No final do ano passado, um grupo de técnicos das secretarias municipais do Verde e do Meio Ambiente e de Relações Internacionais, acompanhado de lideranças comunitárias e empreendedores, visitou a Cratera de Colônia, no distrito de Parelheiros, a 40 km da praça da Sé. O objetivo foi analisar a criação de uma rota turística na região e facilitar a sua inclusão no programa de Geoparques da Unesco (Organização das Nações Unidas para a Educação, a Ciência e a Cultura).
Já existe hoje o Pnmcc (Parque Natural Municipal da Cratera de Colônia), mas ele é fechado ao público por ser uma área de proteção integral com acesso restrito a pesquisadores. Ele faz parte da APA (Área de Proteção Ambiental) Capivari-Monos. A ideia é abri-lo para visitas monitoradas que passem por pontos como o planetário do CEU Parelheiros, o parque Nascentes Ribeirão Colônia e a Escola de Agroecologia e transformá-lo num patrimônio geológico mundial.
A cratera de Colônia é um dos fenômenos mais intrigantes da cidade. Trata-se de uma das duas únicas, entre as 188 dessas depressões circulares existentes no mundo, que é habitada. A outra está localizada em Ries, na Alemanha. A brasileira foi aberta entre 36 e 5 milhões de anos atrás quando um asteroide ou um cometa se chocou com o solo deixando um buraco de 3,6 km de diâmetro, 53 hectares e 400 metros de profundidade, dos quais 100 metros estão na superfície formando sua borda soerguida. Ela tem um formato arredondado.
Os 300 metros do subsolo foram preenchidos durante milhões de anos por sedimentos e restos de vegetação que hoje estão sendo escavados e são uma importante fonte de estudos sobre as mudanças geológicas em São Paulo, a evolução do clima e da biodiversidade e sobre a própria origem da cratera.

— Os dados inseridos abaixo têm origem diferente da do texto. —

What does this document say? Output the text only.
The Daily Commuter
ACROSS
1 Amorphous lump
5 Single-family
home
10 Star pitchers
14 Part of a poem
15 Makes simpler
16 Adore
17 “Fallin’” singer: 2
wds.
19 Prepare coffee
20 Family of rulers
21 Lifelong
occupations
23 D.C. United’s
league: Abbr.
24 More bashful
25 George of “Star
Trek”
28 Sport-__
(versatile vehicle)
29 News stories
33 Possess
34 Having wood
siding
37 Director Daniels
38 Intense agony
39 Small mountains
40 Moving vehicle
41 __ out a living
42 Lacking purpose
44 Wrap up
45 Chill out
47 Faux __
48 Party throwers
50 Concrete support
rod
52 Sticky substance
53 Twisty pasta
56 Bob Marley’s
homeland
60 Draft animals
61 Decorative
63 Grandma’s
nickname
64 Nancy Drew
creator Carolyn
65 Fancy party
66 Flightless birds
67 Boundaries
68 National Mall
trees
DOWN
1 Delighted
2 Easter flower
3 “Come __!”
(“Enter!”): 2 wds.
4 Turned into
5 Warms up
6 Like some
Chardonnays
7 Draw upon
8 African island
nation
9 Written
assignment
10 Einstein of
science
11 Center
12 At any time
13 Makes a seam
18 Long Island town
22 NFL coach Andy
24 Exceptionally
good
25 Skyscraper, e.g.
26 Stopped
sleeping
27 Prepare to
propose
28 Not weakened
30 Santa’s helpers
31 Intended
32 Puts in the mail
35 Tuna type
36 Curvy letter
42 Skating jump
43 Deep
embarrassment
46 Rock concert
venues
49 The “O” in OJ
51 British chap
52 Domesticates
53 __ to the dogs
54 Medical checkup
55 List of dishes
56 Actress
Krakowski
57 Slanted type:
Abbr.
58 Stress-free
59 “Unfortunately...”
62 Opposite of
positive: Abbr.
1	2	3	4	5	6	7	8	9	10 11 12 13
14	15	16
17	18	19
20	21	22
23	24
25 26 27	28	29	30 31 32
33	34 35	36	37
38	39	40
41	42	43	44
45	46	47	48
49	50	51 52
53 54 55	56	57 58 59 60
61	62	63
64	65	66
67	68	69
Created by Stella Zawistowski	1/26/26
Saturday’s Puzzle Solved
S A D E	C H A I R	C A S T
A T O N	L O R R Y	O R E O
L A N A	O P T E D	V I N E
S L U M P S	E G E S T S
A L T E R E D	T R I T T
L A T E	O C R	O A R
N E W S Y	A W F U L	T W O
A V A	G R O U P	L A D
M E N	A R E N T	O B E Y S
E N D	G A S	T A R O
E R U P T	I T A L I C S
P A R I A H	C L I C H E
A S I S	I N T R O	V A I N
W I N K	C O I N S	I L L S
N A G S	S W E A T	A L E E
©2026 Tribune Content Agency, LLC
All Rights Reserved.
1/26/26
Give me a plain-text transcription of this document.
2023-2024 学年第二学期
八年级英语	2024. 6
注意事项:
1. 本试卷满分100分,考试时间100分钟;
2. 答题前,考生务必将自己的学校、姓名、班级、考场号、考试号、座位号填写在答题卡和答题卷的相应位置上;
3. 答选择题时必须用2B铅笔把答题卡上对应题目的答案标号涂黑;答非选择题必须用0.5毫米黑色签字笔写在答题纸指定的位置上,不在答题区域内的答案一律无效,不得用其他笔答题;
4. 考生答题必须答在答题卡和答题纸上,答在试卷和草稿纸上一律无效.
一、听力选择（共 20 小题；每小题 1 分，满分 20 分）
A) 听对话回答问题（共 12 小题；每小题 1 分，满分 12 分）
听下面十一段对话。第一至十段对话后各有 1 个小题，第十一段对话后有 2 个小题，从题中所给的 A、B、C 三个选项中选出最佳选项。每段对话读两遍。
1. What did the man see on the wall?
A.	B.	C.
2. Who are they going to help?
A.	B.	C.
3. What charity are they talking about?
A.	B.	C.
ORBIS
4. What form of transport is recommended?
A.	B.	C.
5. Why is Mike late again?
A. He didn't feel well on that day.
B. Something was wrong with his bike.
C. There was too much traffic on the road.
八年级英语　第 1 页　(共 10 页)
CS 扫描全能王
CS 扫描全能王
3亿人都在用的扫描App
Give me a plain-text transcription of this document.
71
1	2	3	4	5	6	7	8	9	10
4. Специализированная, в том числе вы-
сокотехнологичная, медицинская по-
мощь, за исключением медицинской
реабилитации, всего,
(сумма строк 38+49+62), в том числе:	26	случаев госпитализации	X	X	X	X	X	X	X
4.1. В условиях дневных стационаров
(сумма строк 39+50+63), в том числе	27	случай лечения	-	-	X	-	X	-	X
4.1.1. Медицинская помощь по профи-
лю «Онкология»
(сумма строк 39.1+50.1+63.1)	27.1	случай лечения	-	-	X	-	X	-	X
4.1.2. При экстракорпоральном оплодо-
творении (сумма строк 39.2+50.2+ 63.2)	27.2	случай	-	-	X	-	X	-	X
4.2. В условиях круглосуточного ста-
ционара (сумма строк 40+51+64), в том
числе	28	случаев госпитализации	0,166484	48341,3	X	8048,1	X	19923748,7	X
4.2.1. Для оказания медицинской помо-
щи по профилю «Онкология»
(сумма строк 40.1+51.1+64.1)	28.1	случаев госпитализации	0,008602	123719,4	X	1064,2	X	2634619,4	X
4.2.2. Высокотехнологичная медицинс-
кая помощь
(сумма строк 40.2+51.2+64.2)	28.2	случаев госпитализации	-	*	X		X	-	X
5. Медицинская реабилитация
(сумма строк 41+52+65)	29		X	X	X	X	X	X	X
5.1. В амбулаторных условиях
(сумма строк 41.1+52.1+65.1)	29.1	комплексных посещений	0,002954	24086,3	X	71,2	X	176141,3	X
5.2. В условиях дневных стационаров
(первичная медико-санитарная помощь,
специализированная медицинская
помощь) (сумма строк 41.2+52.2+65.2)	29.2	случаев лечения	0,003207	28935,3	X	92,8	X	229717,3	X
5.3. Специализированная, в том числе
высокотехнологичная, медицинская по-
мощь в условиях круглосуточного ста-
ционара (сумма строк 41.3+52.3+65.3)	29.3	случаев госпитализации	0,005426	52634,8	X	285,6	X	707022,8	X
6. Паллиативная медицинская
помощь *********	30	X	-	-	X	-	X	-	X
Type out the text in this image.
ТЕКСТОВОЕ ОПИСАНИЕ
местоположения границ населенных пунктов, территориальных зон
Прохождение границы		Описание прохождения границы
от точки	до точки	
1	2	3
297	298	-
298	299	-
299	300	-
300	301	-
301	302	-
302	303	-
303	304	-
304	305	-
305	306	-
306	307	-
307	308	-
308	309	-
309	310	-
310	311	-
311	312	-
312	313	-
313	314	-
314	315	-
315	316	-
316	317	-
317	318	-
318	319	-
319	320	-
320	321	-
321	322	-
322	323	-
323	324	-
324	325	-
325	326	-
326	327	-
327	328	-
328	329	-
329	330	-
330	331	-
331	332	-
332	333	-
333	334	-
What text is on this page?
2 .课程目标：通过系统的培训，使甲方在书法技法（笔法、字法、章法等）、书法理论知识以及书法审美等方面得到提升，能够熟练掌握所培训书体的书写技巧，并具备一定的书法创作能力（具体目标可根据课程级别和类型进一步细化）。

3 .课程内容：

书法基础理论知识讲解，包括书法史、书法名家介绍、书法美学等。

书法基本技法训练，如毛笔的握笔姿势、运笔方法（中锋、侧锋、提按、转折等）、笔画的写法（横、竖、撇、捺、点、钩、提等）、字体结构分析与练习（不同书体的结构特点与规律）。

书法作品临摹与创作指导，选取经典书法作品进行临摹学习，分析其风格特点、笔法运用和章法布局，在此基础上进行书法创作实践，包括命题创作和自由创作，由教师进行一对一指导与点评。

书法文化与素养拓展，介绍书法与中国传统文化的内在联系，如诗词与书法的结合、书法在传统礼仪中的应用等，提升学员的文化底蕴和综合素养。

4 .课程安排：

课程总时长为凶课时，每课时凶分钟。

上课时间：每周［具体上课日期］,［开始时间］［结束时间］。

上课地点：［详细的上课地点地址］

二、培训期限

"Estamos mostrando 1,5 milhão de anos da história climática do Brasil que já datamos por vários métodos", diz a pesquisadora do IRD (Instituto Francês de Pesquisa para o Desenvolvimento) Marie-Pierre Ledru, que encontrou microfósseis vegetais nas suas escavações no local. "Com as análises poderemos reconstruir a evolução da mata atlântica."
Ela diz que até agora só foram perfurados 52 metros do subsolo e que ainda não foram encontradas rochas queimadas que comprovariam o choque térmico causado por um corpo celeste. "As únicas hipóteses são que a cratera tenha sido aberta por um asteroide ou um cometa, mas para ter certeza científica seria preciso cavar os 300 metros, o que não foi feito por falta de recursos", afirma.
A cratera de Colônia foi avistada nos anos 1960 por meio de imagens aéreas. Posteriormente, fotos de satélites confirmaram seu formato circular, mas ainda não se sabia do que se tratava. Nessa época, o bairro de Colônia, fundado por alemães há 200 anos, já ocupava uma pequena parte de suas bordas. Mais tarde, entre as décadas de 1980 e 1990, se estabeleceu na região a comunidade de Vargem Grande, com cerca de 45 mil habitantes, que invadiu parte do interior da cratera.
Foi só em 2013 que o geólogo da USP Victor Velázquez Fernandez colheu evidências de que teria havido ali o impacto de um corpo celeste e desde então as pesquisas para entender melhor o fenômeno têm prosseguido.
Uma das formas de chegar ao parque geológico é usando a segunda linha de ônibus mais longa da cidade que vai do terminal Vila Mariana até Parelheiros. Na sequência se percorre outro trecho até Colônia ou Vargem Grande. Estive lá. É uma viagem de duas horas e meia que hoje não permite ver muita coisa. Mas percorrê-la vai valer muito a pena se for criada uma rota turística na cratera, como pretende a prefeitura.